Giovedì X Settimana del Tempo ordinario
2Cor 3,15-4,1.3-6 Sal 84 Mt 5, 20-26
“Rimetti a noi i nostri debiti, come anche noi li rimettiamo ai nostri debitori” (Mt 6,12)
Gesù non proclama una nuova legge, ma porta quella antica al suo perfetto compimento. Già secondo la Torà, non poteva essere rimesso da Dio il peccato compiuto contro il fratello, ma solo da chi era stato offeso. L’atto di uccidere è preceduto da qualcosa che solitamente nasce dentro e cresce pian piano. L’orgoglio scatena l’ira, il pensiero la alimenta, la parola prende forma, diventa offesa, colpisce, ferisce: “stupido, pazzo”… Questi sono già dei movimenti interiori che il Signore ci domanda di guardare con estrema sincerità. Ci chiede di fermarci, ascoltarci, di fermare il “nemico” che è velocissimo, spietato, se non è smascherato con sollecitudine da una buona e viva coscienza. Occorre disarmarlo, chiamando il male con il proprio nome, scegliendo la strada dell’umiltà, ritornando con coraggio sui propri passi. Questa è certamente l’offerta gradita a Dio.
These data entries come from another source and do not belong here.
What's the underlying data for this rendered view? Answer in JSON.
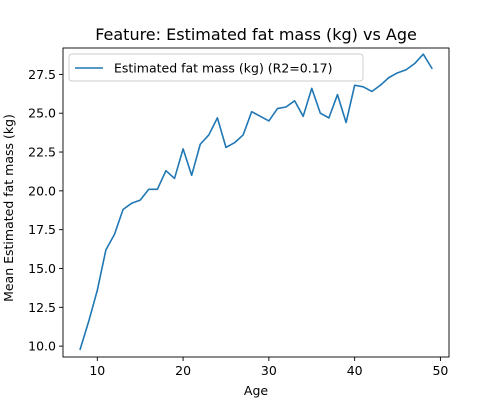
{
  "chart_data": {
    "type": "line",
    "title": "Feature: Estimated fat mass (kg) vs Age",
    "xlabel": "Age",
    "ylabel": "Mean Estimated fat mass (kg)",
    "xlim": [
      6.0,
      51.0
    ],
    "ylim": [
      9.3,
      29.2
    ],
    "x_ticks": [
      10,
      20,
      30,
      40,
      50
    ],
    "y_ticks": [
      10.0,
      12.5,
      15.0,
      17.5,
      20.0,
      22.5,
      25.0,
      27.5
    ],
    "x_tick_labels": [
      "10",
      "20",
      "30",
      "40",
      "50"
    ],
    "y_tick_labels": [
      "10.0",
      "12.5",
      "15.0",
      "17.5",
      "20.0",
      "22.5",
      "25.0",
      "27.5"
    ],
    "grid": false,
    "legend_position": "top-left",
    "series": [
      {
        "name": "Estimated fat mass (kg) (R2=0.17)",
        "color": "#1f77b4",
        "x": [
          8,
          9,
          10,
          11,
          12,
          13,
          14,
          15,
          16,
          17,
          18,
          19,
          20,
          21,
          22,
          23,
          24,
          25,
          26,
          27,
          28,
          29,
          30,
          31,
          32,
          33,
          34,
          35,
          36,
          37,
          38,
          39,
          40,
          41,
          42,
          43,
          44,
          45,
          46,
          47,
          48,
          49
        ],
        "y": [
          9.8,
          11.6,
          13.6,
          16.2,
          17.2,
          18.8,
          19.2,
          19.4,
          20.1,
          20.1,
          21.3,
          20.8,
          22.7,
          21.0,
          23.0,
          23.6,
          24.7,
          22.8,
          23.1,
          23.6,
          25.1,
          24.8,
          24.5,
          25.3,
          25.4,
          25.8,
          24.8,
          26.6,
          25.0,
          24.7,
          26.2,
          24.4,
          26.8,
          26.7,
          26.4,
          26.8,
          27.3,
          27.6,
          27.8,
          28.2,
          28.8,
          27.9
        ]
      }
    ]
  }
}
«Francesco ottenne la dolcezza dell’anima e del corpo, cioè dell’intera sua esistenza proprio quando smise di cercarla per entrare nella propria e altrui fragilità. Trovò la vita quando accettò di perderla. (…) Rifiutò per sé stesso la logica del mondo, quella che poneva nel cavaliere l’ideale definitivo di ogni esistenza, in colui, cioè, che aveva superato ogni fragilità ed era diventato il vincente. E abbracciò la pazienza e l’umiltà della fragilità. L’uomo si libera e vive in pienezza quando accoglie per amore e nella docilità la sua condizione di limite, diventando solidale e attento alla povertà degli altri. La misericordia donata ai lebbrosi non fu, dunque, un atto ascetico né eroico, (…) ma l’inizio di una logica esistenziale nuova, quella proclamata e vissuta dal crocifisso risorto».
(P. Maranesi, La fragilità, fonte di verità e di vita secondo Francesco)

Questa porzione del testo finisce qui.